Neuroblastoma, a childhood cancer that develops from a type of nerve cell called neural crest cells, is the third most common cancer affecting children. While current treatments have improved outcomes, they can cause long-term side effects and they don’t work for everyone: About 50% of high-risk patients don’t respond to the initial therapy or experience a recurrence.
To bring renewed hope for patients with hard-to-treat neuroblastomas, Judith G. Villablanca, MD, from the Children’s Hospital Los Angeles co-founded the New Approaches to Neuroblastoma Therapy (NANT) consortium, where she works in the NANT Operations Center that provides the infrastructure for development and conduct of clinical trials.
Villablanca and her colleagues designed the consortium as a conduit to fast-track promising new therapies. Specifically, NANT focuses on filling a key gap in the pipeline from laboratory discoveries to approved therapies, conducting early-phase clinical trials that test the safety of new approaches and provide preliminary data on how well they might work. If these early studies are successful, NANT partners with the Children’s Oncology Group — a national group that performs children’s cancer trials — to move potential treatments forward in larger clinical trials.
“NANT is the only clinical trials consortium focused on early phase trials of novel therapies for high-risk neuroblastoma patients with tumors that either didn’t respond well to therapy or that came back,” said Villablanca. “All our trials are based on compelling data from preclinical studies in neuroblastoma. Our unique repository of tumor samples and blood from patients treated on our trials also provides a valuable resource to researchers working in the lab to develop new therapies.”
A network poised for action
Though the NANT consortium receives funding from the National Institutes of Health, it relies on V Foundation grants for several key functions. Most importantly, V Foundation support funds the clinical investigators and infrastructure needed to quickly turn lab findings into a clinical trial. This funding also supports the researchers, nurses and data managers involved in enrolling patients into early phase trials, which can cost as much as $30,000 for a single patient. It also enables the consortium to collaborate with a diverse group of clinical sites located throughout the United States, Canada, Europe and Australia, giving more children the opportunity to participate in clinical trials.
“The V Foundation support helps NANT and its member sites to be constantly poised to rapidly translate new ideas from the bench to the bedside,” said Villablanca. “It means that when we find out something new in the lab, we can move ahead quickly without having to go through the process of securing all the funding for a particular drug study, finding clinical sites willing to participate, and then giving them time to get the staff and infrastructure necessary to conduct the clinical trial.”
V Foundation funding is also used to perform laboratory studies in parallel with every NANT clinical trial. These correlative studies help reveal the biological mechanisms behind new treatments being studied in early phase clinical trials, helping to inform the science to design future treatments and trials.
Improving clinical care
NANT’s clinical trials are already changing neuroblastoma therapy. For example, one trial showed that combining lorlatinib, an anaplastic lymphoma kinase (ALK) inhibitor, with chemotherapy is not only safe but has shown responses in patients with neuroblastoma. Based on these results, an ongoing Children’s Oncology Group phase 3 study of an earlier ALK inhibitor was changed to so that patients would receive lorlatinib instead. Researchers in Europe are also planning a new trial based on this data.

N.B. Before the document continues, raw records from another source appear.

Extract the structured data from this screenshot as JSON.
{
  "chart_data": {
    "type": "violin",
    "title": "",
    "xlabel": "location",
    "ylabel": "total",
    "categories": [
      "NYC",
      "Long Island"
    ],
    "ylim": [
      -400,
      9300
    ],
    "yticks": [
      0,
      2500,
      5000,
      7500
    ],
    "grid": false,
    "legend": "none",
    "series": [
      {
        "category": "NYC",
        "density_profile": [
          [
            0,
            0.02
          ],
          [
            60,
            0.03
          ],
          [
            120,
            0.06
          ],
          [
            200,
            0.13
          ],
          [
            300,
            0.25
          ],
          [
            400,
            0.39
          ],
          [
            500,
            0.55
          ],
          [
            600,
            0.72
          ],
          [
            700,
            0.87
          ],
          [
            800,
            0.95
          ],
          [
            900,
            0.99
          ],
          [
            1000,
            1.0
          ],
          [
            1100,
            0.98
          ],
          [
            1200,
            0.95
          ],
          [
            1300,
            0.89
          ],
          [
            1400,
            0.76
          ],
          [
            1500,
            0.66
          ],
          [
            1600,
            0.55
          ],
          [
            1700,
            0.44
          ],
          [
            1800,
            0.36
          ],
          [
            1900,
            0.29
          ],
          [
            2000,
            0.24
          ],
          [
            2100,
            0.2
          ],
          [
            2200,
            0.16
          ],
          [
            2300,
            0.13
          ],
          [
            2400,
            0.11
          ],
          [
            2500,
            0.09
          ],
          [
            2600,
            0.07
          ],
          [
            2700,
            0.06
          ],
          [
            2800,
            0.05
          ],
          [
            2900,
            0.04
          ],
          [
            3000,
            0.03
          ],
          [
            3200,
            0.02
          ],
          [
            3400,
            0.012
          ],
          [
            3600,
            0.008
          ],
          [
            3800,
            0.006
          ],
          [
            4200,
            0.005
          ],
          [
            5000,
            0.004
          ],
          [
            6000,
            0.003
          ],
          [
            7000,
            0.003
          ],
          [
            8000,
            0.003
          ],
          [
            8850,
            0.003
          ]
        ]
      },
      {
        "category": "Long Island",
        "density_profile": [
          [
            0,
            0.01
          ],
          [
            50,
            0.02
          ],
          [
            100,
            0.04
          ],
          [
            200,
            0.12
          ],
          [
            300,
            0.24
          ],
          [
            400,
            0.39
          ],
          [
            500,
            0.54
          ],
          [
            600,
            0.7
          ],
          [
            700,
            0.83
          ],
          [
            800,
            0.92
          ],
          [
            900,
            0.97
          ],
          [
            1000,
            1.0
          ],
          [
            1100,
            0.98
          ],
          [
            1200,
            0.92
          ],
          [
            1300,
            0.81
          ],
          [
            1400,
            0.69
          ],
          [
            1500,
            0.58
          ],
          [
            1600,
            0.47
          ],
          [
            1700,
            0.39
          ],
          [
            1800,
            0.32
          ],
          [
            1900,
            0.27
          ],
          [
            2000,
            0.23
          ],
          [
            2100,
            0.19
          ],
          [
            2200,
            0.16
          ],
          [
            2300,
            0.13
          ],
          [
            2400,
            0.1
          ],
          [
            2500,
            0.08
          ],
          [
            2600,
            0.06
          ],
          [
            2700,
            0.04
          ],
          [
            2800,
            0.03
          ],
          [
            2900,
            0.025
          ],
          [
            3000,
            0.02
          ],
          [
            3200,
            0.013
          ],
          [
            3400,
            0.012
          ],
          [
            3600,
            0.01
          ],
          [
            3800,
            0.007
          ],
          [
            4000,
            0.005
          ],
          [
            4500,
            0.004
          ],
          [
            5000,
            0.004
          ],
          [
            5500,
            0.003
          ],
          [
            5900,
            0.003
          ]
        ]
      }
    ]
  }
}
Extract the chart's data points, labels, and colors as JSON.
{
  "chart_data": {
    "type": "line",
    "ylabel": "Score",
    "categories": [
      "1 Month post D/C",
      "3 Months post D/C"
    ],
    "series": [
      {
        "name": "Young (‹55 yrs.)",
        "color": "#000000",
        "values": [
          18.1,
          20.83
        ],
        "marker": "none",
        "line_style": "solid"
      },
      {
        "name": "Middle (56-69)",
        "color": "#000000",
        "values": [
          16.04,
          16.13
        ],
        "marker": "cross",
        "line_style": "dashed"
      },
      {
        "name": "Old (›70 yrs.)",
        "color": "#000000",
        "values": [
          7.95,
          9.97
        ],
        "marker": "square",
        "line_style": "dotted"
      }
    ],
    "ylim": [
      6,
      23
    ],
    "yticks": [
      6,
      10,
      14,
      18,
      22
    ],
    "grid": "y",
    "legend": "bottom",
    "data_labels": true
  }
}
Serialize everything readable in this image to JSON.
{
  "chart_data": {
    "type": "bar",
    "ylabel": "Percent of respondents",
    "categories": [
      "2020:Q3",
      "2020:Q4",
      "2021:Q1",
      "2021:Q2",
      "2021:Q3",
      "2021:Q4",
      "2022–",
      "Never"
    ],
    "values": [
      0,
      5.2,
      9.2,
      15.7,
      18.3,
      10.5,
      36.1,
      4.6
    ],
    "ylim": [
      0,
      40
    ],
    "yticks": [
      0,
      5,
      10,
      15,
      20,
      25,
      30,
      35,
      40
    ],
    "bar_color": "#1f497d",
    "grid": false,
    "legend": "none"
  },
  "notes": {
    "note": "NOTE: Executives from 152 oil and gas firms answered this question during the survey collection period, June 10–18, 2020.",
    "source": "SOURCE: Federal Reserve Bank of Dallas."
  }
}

“We provided the extensive safety and response data needed to amend the phase 3 study,” said Villablanca. “This was only possible because of the detailed monitoring and correlative studies we’re able to perform and because our collaborating sites had all the necessary resources.”
NANT also helped to broaden the use of meta-iodobenzylguanidine (MIBG), a cutting-edge therapy that delivers targeted radiation to cancer cells in patients with neuroblastoma. I-131-MIBG is infused into the blood and enters neuroblastoma cells to deliver radiation to kill the cells. This intravenous medicine provides a way to deliver radiation more selectively to neuroblastoma cells with fewer side effects than an external radiation beam and can access small amounts of neuroblastoma cells at multiple sites in the body.
“When NANT started, only two cancer centers in the country offered MIBG therapy, and they manufactured it themselves,” said Villablanca. “Because of the multiple studies that NANT performed with MIBG, this treatment is now available across the country and is one of the most commonly used and effective single agents for neuroblastoma therapy.”
NANT researchers are now performing clinical studies that combine MIBG with other effective treatments to see which combinations work best. A recent NANT trial demonstrated that vorinostat, an HDAC inhibitor, improved responses to MIBG alone. NANT is now testing MIBG combined with immunotherapy. They are also studying a variety of immunotherapies and looking at how to incorporate these with other therapies to treat neuroblastoma patients at highest risk to further improve patient outcomes.